John stood up and cleared away the plates. Charlene picked up a dish-towel, and they did the dishes together. "You know, you're getting better, Watson. The onions today were barely burned at all."
John poked his tongue out at Charlene, and she replied in kind. He splashed her with water from the sink, and she shrieked and whacked him with the towel.
"Stop it! We're acting like little kids," John said.
"You don't seem to be complaining."
"Yes, but we're not in…what do they call primary school in America again?"
"Elementary, my dear Watson."
John paused. "'My dear Watson'?"
"I don't know, it just seemed…right.
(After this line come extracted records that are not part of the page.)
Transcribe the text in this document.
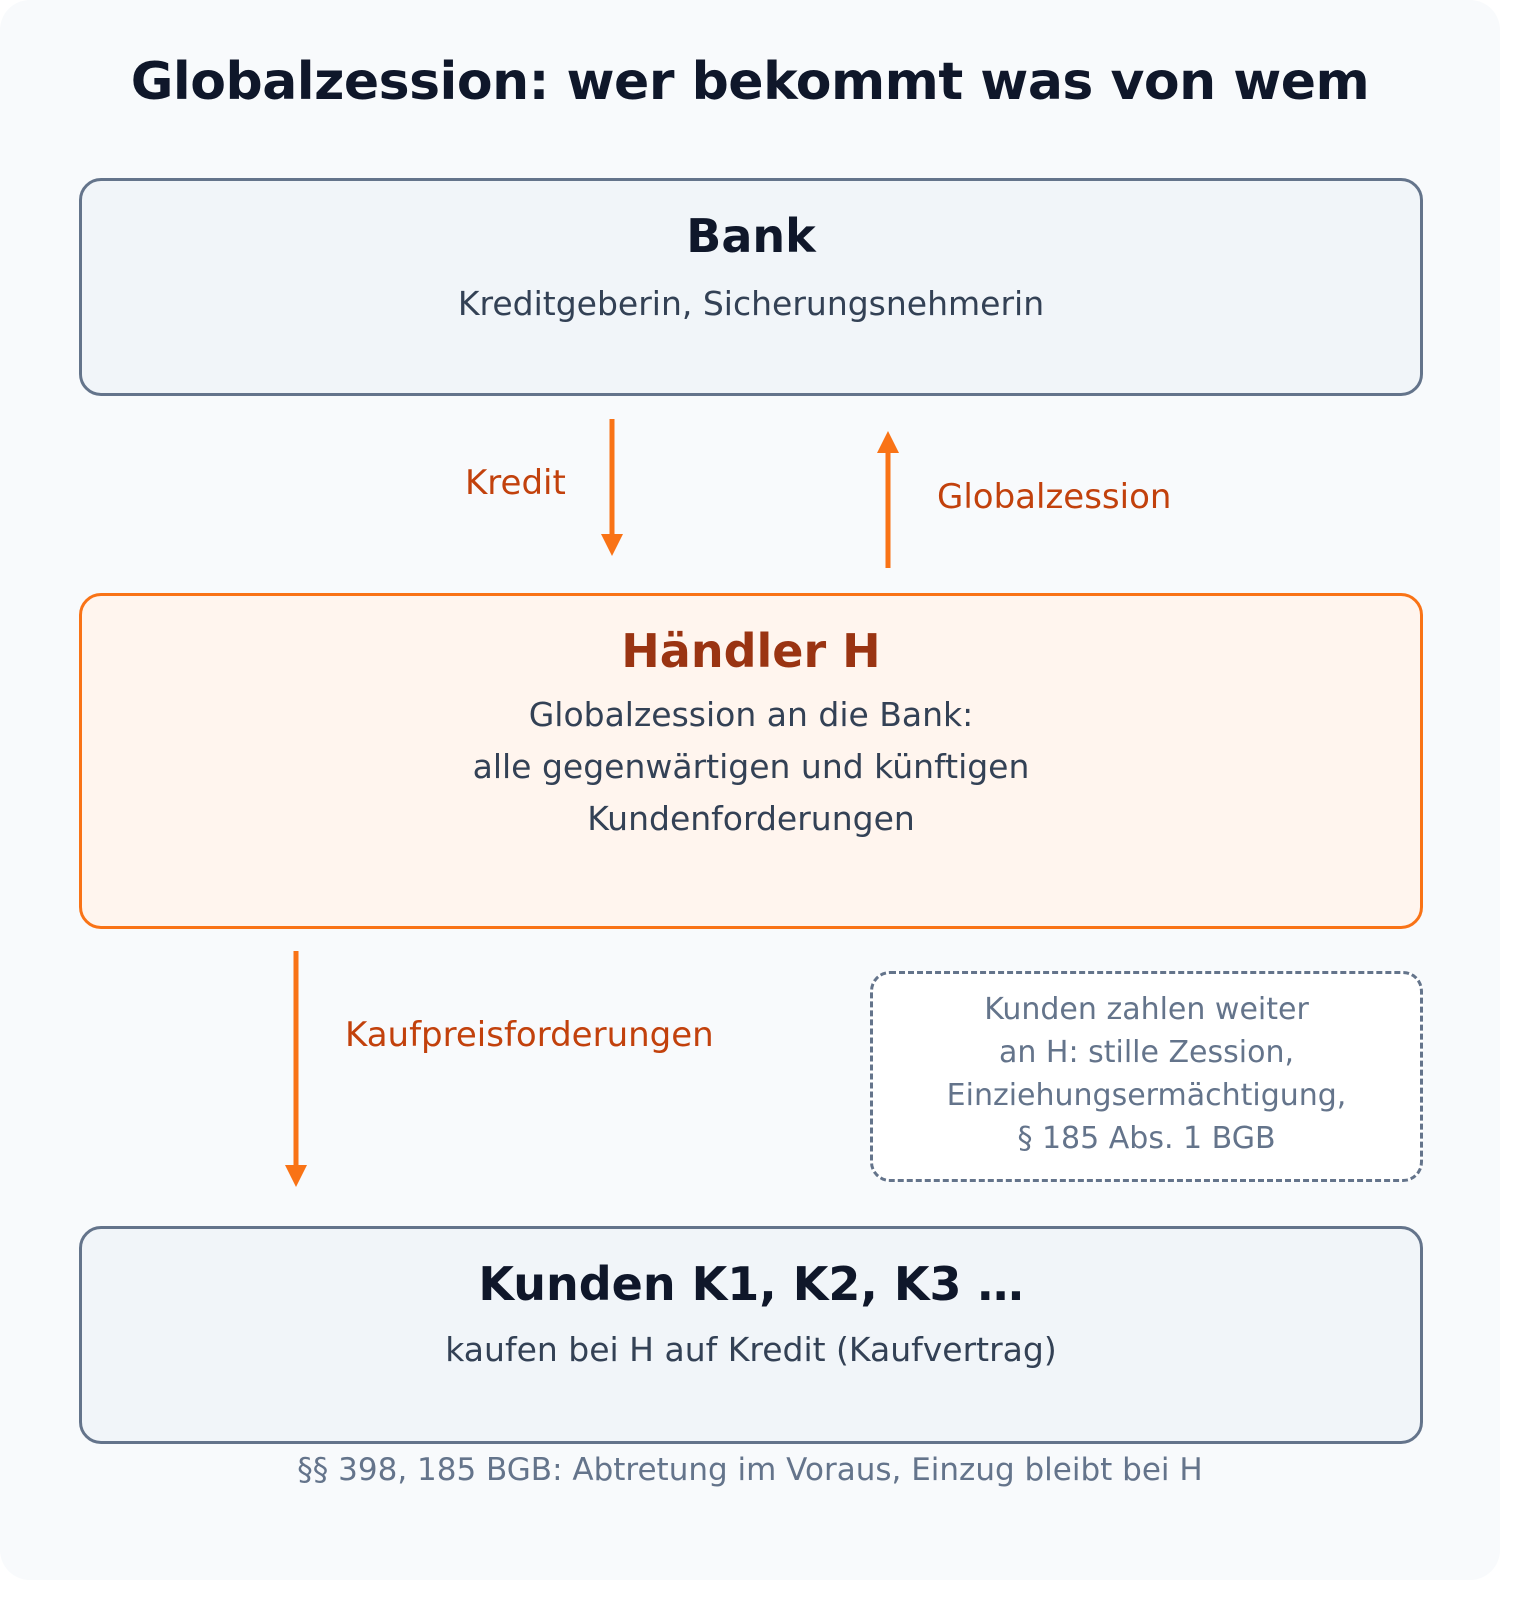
Globalzession: wer bekommt was von wem
Bank
Kreditgeberin, Sicherungsnehmerin
Händler H
Globalzession an die Bank:
alle gegenwärtigen und künftigen
Kundenforderungen
Kunden K1, K2, K3 …
kaufen bei H auf Kredit (Kaufvertrag)
Kredit	Globalzession
Kaufpreisforderungen
Kunden zahlen weiter
an H: stille Zession,
Einziehungsermächtigung,
§ 185 Abs. 1 BGB
§§ 398, 185 BGB: Abtretung im Voraus, Einzug bleibt bei H
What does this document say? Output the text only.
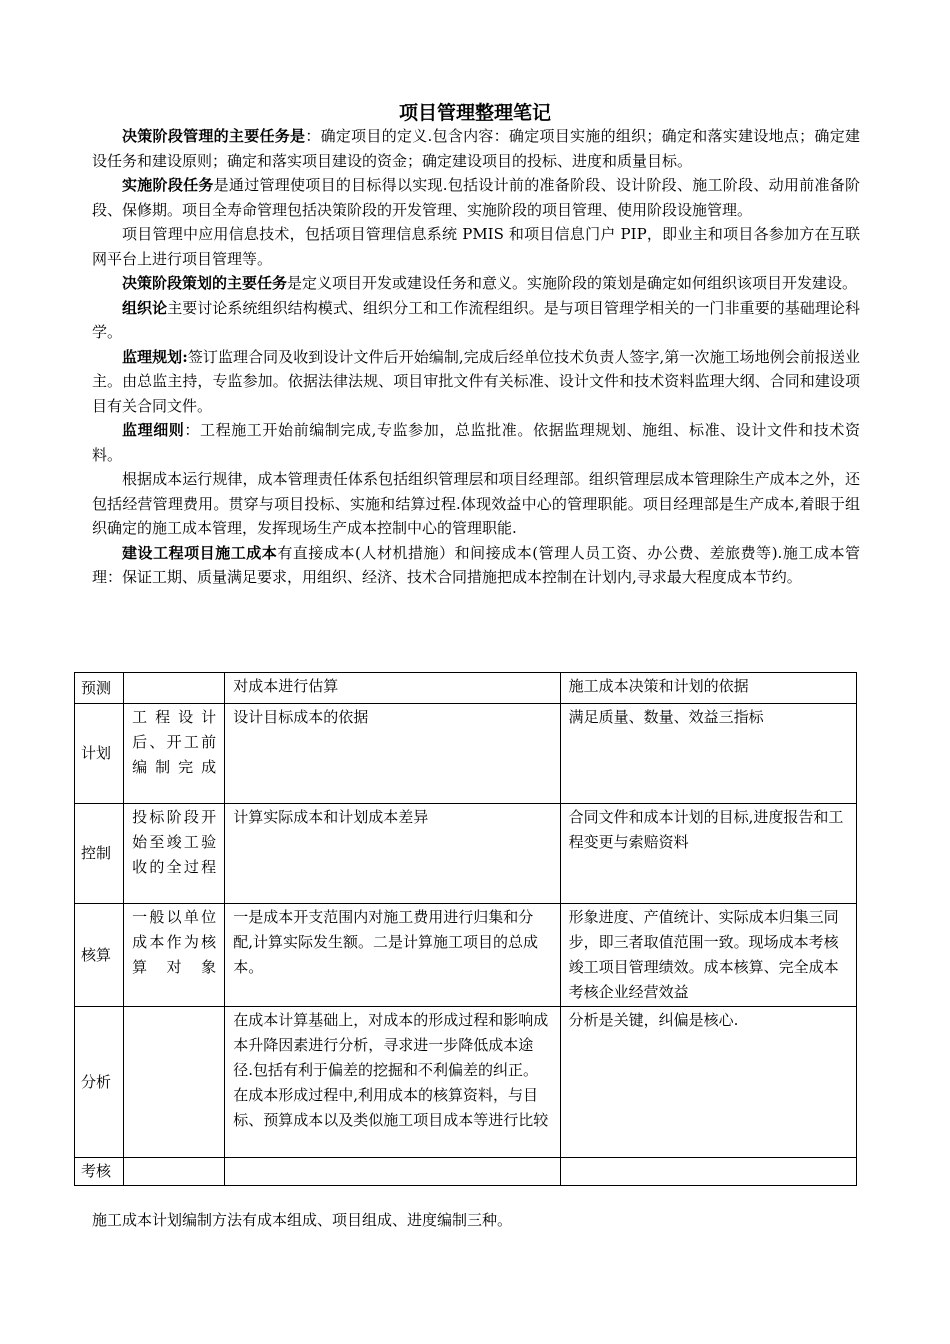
项目管理整理笔记

决策阶段管理的主要任务是：确定项目的定义.包含内容：确定项目实施的组织；确定和落实建设地点；确定建设任务和建设原则；确定和落实项目建设的资金；确定建设项目的投标、进度和质量目标。

实施阶段任务是通过管理使项目的目标得以实现.包括设计前的准备阶段、设计阶段、施工阶段、动用前准备阶段、保修期。项目全寿命管理包括决策阶段的开发管理、实施阶段的项目管理、使用阶段设施管理。

项目管理中应用信息技术，包括项目管理信息系统 PMIS 和项目信息门户 PIP，即业主和项目各参加方在互联网平台上进行项目管理等。

决策阶段策划的主要任务是定义项目开发或建设任务和意义。实施阶段的策划是确定如何组织该项目开发建设。

组织论主要讨论系统组织结构模式、组织分工和工作流程组织。是与项目管理学相关的一门非重要的基础理论科学。

监理规划:签订监理合同及收到设计文件后开始编制,完成后经单位技术负责人签字,第一次施工场地例会前报送业主。由总监主持，专监参加。依据法律法规、项目审批文件有关标准、设计文件和技术资料监理大纲、合同和建设项目有关合同文件。

监理细则：工程施工开始前编制完成,专监参加，总监批准。依据监理规划、施组、标准、设计文件和技术资料。

根据成本运行规律，成本管理责任体系包括组织管理层和项目经理部。组织管理层成本管理除生产成本之外，还包括经营管理费用。贯穿与项目投标、实施和结算过程.体现效益中心的管理职能。项目经理部是生产成本,着眼于组织确定的施工成本管理，发挥现场生产成本控制中心的管理职能.

建设工程项目施工成本有直接成本(人材机措施）和间接成本(管理人员工资、办公费、差旅费等).施工成本管理：保证工期、质量满足要求，用组织、经济、技术合同措施把成本控制在计划内,寻求最大程度成本节约。

预测		对成本进行估算	施工成本决策和计划的依据
计划	工程设计后、开工前编制完成	设计目标成本的依据	满足质量、数量、效益三指标
控制	投标阶段开始至竣工验收的全过程	计算实际成本和计划成本差异	合同文件和成本计划的目标,进度报告和工程变更与索赔资料
核算	一般以单位成本作为核算对象	一是成本开支范围内对施工费用进行归集和分配,计算实际发生额。二是计算施工项目的总成本。	形象进度、产值统计、实际成本归集三同步，即三者取值范围一致。现场成本考核竣工项目管理绩效。成本核算、完全成本考核企业经营效益
分析		在成本计算基础上，对成本的形成过程和影响成本升降因素进行分析，寻求进一步降低成本途径.包括有利于偏差的挖掘和不利偏差的纠正。在成本形成过程中,利用成本的核算资料，与目标、预算成本以及类似施工项目成本等进行比较	分析是关键，纠偏是核心.
考核			
施工成本计划编制方法有成本组成、项目组成、进度编制三种。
Never mind."
They finished the dishes and sat on the couch together, sharing stories from their time in primary school, laughing and joking together as though they had known each other for years. Although, Charlene reflected, they'd only met a week earlier.
Across the street, the binoculars were lowered, the words written down. The man looked at the previous day's entry, the only one that differed from the rest.
'Target not sighted.'
He had to find out where the target had been the previous day, or his master would not be pleased.